For instance, as a highly privileged ‘upper’ caste, ‘upper’ class, ‘able’ bodied, urban educated and cis-gendered woman, I find myself more vocal than I should be in my class. The reason I can comprehend, articulate, write or even score better than many hard working friends of mine is because the rules of the game called institutionalized ‘higher’ education were decided by the elites of my kind with similar privileges, and that is why I am able to ‘perform’. Even if all the rules of the game in themselves are not discriminatory, unequal endowments mean that some people find it much easier than others to do well.

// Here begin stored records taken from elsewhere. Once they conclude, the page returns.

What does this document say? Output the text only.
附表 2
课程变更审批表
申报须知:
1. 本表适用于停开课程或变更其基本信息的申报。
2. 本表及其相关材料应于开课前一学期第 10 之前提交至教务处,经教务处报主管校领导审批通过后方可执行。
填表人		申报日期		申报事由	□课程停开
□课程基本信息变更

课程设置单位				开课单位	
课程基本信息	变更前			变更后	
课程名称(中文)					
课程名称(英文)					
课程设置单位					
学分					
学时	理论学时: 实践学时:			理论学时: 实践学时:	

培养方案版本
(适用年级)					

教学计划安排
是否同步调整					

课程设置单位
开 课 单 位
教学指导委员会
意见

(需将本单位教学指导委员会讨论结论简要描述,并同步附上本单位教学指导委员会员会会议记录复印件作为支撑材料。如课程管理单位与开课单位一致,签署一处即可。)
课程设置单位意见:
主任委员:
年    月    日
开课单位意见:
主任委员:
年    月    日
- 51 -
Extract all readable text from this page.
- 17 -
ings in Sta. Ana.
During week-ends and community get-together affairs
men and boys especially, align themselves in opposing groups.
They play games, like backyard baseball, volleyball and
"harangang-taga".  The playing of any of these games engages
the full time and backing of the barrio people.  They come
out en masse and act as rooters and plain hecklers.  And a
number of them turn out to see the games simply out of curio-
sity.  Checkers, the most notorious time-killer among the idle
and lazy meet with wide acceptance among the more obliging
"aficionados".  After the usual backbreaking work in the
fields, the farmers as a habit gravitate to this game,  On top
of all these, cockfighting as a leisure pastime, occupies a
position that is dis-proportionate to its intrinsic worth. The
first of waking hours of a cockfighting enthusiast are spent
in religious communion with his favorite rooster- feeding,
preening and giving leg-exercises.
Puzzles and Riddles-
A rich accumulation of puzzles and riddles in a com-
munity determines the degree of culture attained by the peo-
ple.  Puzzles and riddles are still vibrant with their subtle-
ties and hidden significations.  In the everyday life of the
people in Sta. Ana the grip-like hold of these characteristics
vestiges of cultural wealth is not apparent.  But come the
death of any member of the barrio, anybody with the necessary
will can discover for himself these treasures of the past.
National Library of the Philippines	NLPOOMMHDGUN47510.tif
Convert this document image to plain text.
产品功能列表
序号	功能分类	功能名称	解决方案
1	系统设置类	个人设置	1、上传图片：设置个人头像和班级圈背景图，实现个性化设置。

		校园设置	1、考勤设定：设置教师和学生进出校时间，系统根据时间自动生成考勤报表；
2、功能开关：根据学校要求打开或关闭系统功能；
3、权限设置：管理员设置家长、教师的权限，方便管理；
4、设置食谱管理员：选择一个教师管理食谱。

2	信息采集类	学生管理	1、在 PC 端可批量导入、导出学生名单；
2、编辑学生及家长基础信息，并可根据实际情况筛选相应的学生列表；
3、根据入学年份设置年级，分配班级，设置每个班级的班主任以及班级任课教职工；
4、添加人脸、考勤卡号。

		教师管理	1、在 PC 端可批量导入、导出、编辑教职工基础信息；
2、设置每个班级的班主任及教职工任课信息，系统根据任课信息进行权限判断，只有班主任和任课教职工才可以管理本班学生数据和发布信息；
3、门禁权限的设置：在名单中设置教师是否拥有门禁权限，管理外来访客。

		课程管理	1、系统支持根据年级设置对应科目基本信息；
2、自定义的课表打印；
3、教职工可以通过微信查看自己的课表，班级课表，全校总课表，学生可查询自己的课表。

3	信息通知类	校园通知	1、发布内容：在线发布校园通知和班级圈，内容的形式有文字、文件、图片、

We need to begin asking the hard questions around these themes. We need to interrogate our spaces, our words, our privileges and also ourselves. Every time we exclusively use a ‘he’, we discriminate against persons with other gender identities. Every time we insist on speaking a ‘common’ language, be it the ‘official’ language or the so called ‘national’ one, we intimidate and oppress persons from vernacular backgrounds. Every time we express unhappiness about reservations or argue that it should be based only on ‘merit’ or suggest that caste-based discrimination is a ‘thing of the past’, we commit an atrocity. And then there are many subtle forms of discriminations too, or the forms that I am unaware of but contribute in their perpetuation, nevertheless.
Finally, I do not claim to have solutions. Because we all need to think about them and find them together. And for that, we need to have open, frank, and deep conversations. Lots and lots of them!